2. THE CHESTNUT-SIDED WARBLER
Length: About 5 inches.
Male: Crown yellow, bordered with black; back gray, streaked with black and yellow; ear-patch and under parts white; black line extending from bill meets broad chestnut streak which runs down the side of the body; wings with two broad yellowish-white wing-bars; tail black, outer feathers with large white spots varying in size.
Female: Somewhat like male, but duller; the colors are less sharply contrasted.
Song: In the spring a loud warble, not unlike that of the yellow warbler; in the summer, a weaker trill.[157]
Habitat: Thickets, bushy roadsides, edges of woods, open woodlands.
Range: Eastern North America from central Canada to eastern Nebraska, northern Ohio, New Jersey, Rhode Island, and Massachusetts, and in the Alleghany Mts. to Tennessee and North Carolina.
The male Chestnut-sided Warbler is very easily identified; its sharp contrasts in coloring make it conspicuous. While the bay-breasted warbler also has chestnut sides, it differs in having the color extend to the breast and throat, instead of bordering the white under parts.
The dainty little chestnut-sided warbler is rather commoner than some species. Dr. F. H. Herrick in his book, “The Home Life of Wild Birds,” tells of taming a female. She ate from his hand and allowed him to stroke her as she sat on her nest.
THE THRUSHES
Thrush Family—Turdidæ
Six members of the Thrush Family are more or less common in the eastern United States: the Robin, the Bluebird, the Wood Thrush, the Hermit Thrush, the Olive-backed Thrush, and the Veery. The Gray-cheeked and Bicknell’s thrushes are not so widely known. The Russet-backed Thrush is the western representative of the Olive-back.
The Oven-bird, or Golden-crowned Thrush, and the Water-thrushes are not thrushes at all, but warblers, though they resemble thrushes in having brown backs and light spotted breasts, and in being dwellers of the woods. The Brown Thrasher, sometimes wrongly called the Brown Thrush, also has points of resemblance—a speckled breast and bright brown back—but he is one of the Mimidæ or Mockingbird Family.
The breasts of young robins and the backs of baby bluebirds are spotted, showing their family relationship. Both robins and bluebirds have voices that possess a quality for which our thrushes are noted. I have heard the English thrush, famed in poetry. I consider its song inferior in quality of tone to those of our wood and hermit-thrushes, and veery; it strongly resembles that of our thrasher.

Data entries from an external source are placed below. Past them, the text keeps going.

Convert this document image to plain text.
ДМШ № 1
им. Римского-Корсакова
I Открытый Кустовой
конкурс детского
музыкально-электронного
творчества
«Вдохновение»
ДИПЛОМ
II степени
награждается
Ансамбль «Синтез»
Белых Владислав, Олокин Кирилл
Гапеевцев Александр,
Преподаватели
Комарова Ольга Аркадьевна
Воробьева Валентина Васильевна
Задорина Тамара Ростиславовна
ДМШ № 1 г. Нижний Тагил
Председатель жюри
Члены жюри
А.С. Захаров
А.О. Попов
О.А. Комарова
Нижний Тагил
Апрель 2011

The true thrushes of our woods have backs of leaf-brown, varying in hue from bright russet to dull olive. Their breasts are white or buff, streaked or spotted; their tails are short; their eyes, large and lustrous. Their movements are quick, yet graceful. Their demeanor is gentle, though I have seen them strongly aroused when nest or young was disturbed.